Overview
The Transposition User-Defined Function (UDF) is a tabular function that enables transposing data within ksqlDB. This function is versatile, providing two different variations to suit a range of data transformation needs.
Regarding the behavior of the UDF, for both variations, it’s important to be mindful of any additional columns in the initial row. You may find a detailed example here (example 3).
To get more details about this UDF directly within ksqlDB, you can use the command:
DESCRIBE FUNCTION IGRAFX_TRANSPOSITION;
To ensure any modifications to a STREAM are applied to all previously inserted data, set the offset configuration to the earliest position with this command:
SET 'auto.offset.reset'='earliest';
Variation 1¶
UDF Signature :
igrafxTransposition(input: util.List[Struct]): util.List[Struct]
Both the input and output structures are formatted as follows:
"STRUCT<TASK VARCHAR(STRING), TIME VARCHAR(STRING)>"
This variation is designed to explode a row’s columns, transforming each into multiple rows where each row contains the Task and its associated Timestamp.
You may check out the example to see how the UDF works.
Variation 2¶
UDF Signature :
igrafxTransposition(input: util.List[Struct], dateFormat: String, isStartInformation: Boolean, isTaskNameAscending: Boolean): util.List[Struct]
The input structure is formatted as follows:
"STRUCT<TASK VARCHAR(STRING), TIME VARCHAR(STRING)>"
The output structure is formatted as follows:
"STRUCT<TASK VARCHAR(STRING), START VARCHAR(STRING), STOP VARCHAR(STRING)>"
This function is designed to explode a row with multiple columns into multiple rows, each containing four columns: the case, the activity, the starting date, and the ending date.

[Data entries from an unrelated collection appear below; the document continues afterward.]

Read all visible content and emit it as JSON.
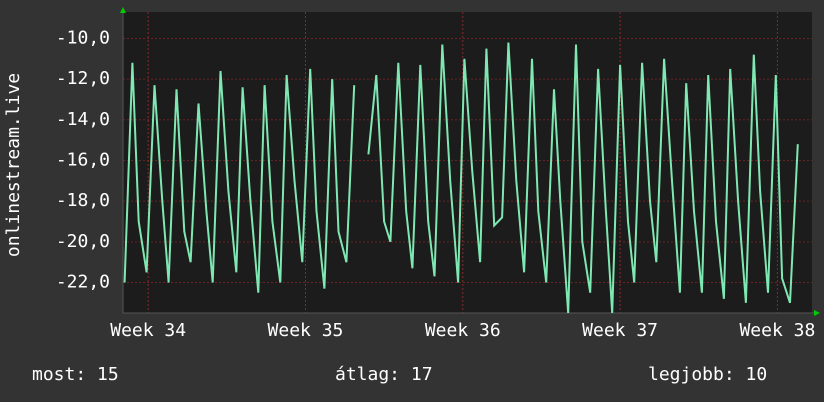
{
  "chart_data": {
    "type": "line",
    "y_label": "onlinestream.live",
    "ylim": [
      -23.5,
      -8.7
    ],
    "yticks": [
      {
        "value": -22,
        "label": "-22,0"
      },
      {
        "value": -20,
        "label": "-20,0"
      },
      {
        "value": -18,
        "label": "-18,0"
      },
      {
        "value": -16,
        "label": "-16,0"
      },
      {
        "value": -14,
        "label": "-14,0"
      },
      {
        "value": -12,
        "label": "-12,0"
      },
      {
        "value": -10,
        "label": "-10,0"
      }
    ],
    "xlim": [
      33.84,
      38.22
    ],
    "xticks": [
      {
        "value": 34,
        "label": "Week 34"
      },
      {
        "value": 35,
        "label": "Week 35"
      },
      {
        "value": 36,
        "label": "Week 36"
      },
      {
        "value": 37,
        "label": "Week 37"
      },
      {
        "value": 38,
        "label": "Week 38"
      }
    ],
    "grid": true,
    "series": [
      {
        "color": "#7fe8b2",
        "x": [
          33.85,
          33.9,
          33.94,
          33.99,
          34.04,
          34.09,
          34.13,
          34.18,
          34.23,
          34.27,
          34.32,
          34.37,
          34.41,
          34.46,
          34.51,
          34.56,
          34.6,
          34.65,
          34.7,
          34.74,
          34.79,
          34.84,
          34.88,
          34.93,
          34.98,
          35.03,
          35.07,
          35.12,
          35.17,
          35.21,
          35.26,
          35.31,
          35.35,
          35.4,
          35.45,
          35.5,
          35.54,
          35.59,
          35.64,
          35.68,
          35.73,
          35.78,
          35.82,
          35.87,
          35.92,
          35.97,
          36.01,
          36.06,
          36.11,
          36.15,
          36.2,
          36.25,
          36.29,
          36.34,
          36.39,
          36.44,
          36.48,
          36.53,
          36.58,
          36.62,
          36.67,
          36.72,
          36.76,
          36.81,
          36.86,
          36.91,
          36.95,
          37.0,
          37.05,
          37.09,
          37.14,
          37.19,
          37.23,
          37.28,
          37.33,
          37.38,
          37.42,
          37.47,
          37.52,
          37.56,
          37.61,
          37.66,
          37.7,
          37.75,
          37.8,
          37.85,
          37.89,
          37.94,
          37.99,
          38.03,
          38.08,
          38.13
        ],
        "values": [
          -22,
          -11.2,
          -19,
          -21.5,
          -12.3,
          -18,
          -22,
          -12.5,
          -19.5,
          -21,
          -13.2,
          -18.5,
          -22,
          -11.6,
          -17.5,
          -21.5,
          -12.4,
          -18,
          -22.5,
          -12.3,
          -19,
          -22,
          -11.8,
          -17,
          -21,
          -11.5,
          -18.5,
          -22.3,
          -12,
          -19.5,
          -21,
          -12.3,
          null,
          -15.7,
          -11.8,
          -19,
          -20,
          -11.2,
          -18.5,
          -21.3,
          -11.3,
          -19,
          -21.7,
          -10.3,
          -17,
          -22,
          -11,
          -16.5,
          -21,
          -10.5,
          -19.2,
          -18.8,
          -10.2,
          -17,
          -21.5,
          -11,
          -18.5,
          -22,
          -12.5,
          -18,
          -23.5,
          -10.3,
          -20,
          -22.5,
          -11.5,
          -18.5,
          -23.5,
          -11.3,
          -19,
          -22,
          -11.2,
          -18,
          -21,
          -11,
          -17,
          -22.5,
          -12.2,
          -18.5,
          -22.5,
          -11.8,
          -19,
          -22.8,
          -11.5,
          -18,
          -23,
          -10.8,
          -17.5,
          -22.5,
          -11.8,
          -21.8,
          -23,
          -15.2
        ]
      }
    ],
    "stats": [
      "most: 15",
      "átlag: 17",
      "legjobb: 10"
    ]
  }
}
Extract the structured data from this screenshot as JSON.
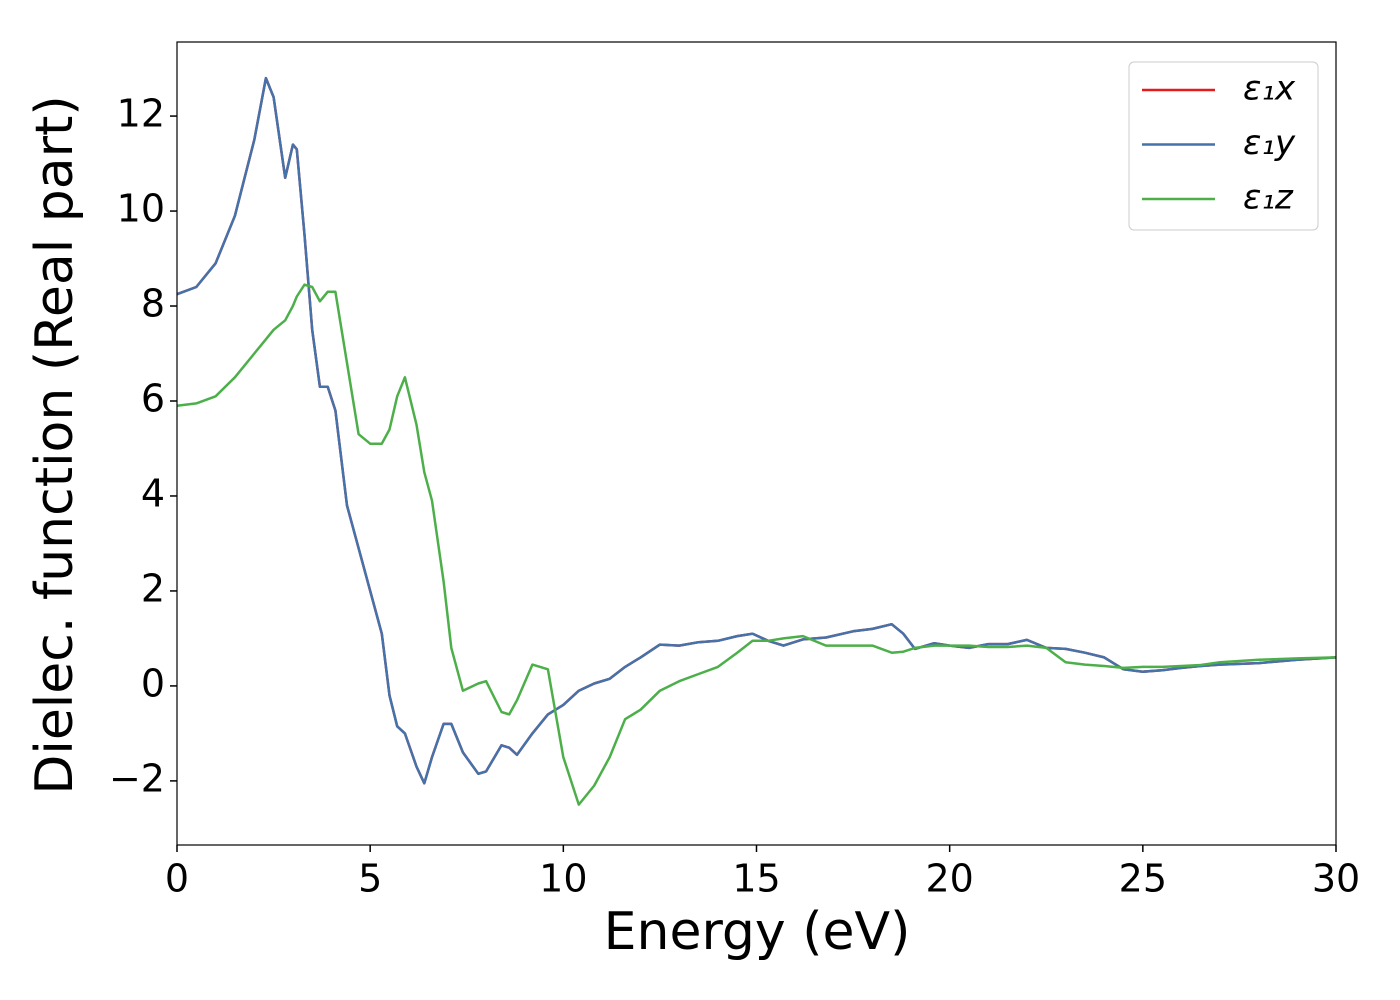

The UDF requires the following parameters: * input : corresponds as for the first variation to the input row we want to explode * dateFormat : corresponds to the date format (for instance : for an activity having for date 12/01/2020, the date format is "dd/MM/yyyy" ) * isStartInformation : true indicates that the date associated to the activity corresponds to the beginning of the activity, and that we hence need to calculate the end of the activity. false indicates that the date corresponds to the end of the activity meaning we have to calculate its start date (calculations are made when possible in function of the dates of the other activities) * isTaskNameAscending : true indicates that in case of identical dates for two (or more) rows, the order of the rows is determined in an ascending manner according to the activity's name, while false means that the order is determined in a descending manner according to the activity's name
You may check out the example to see how the UDF works.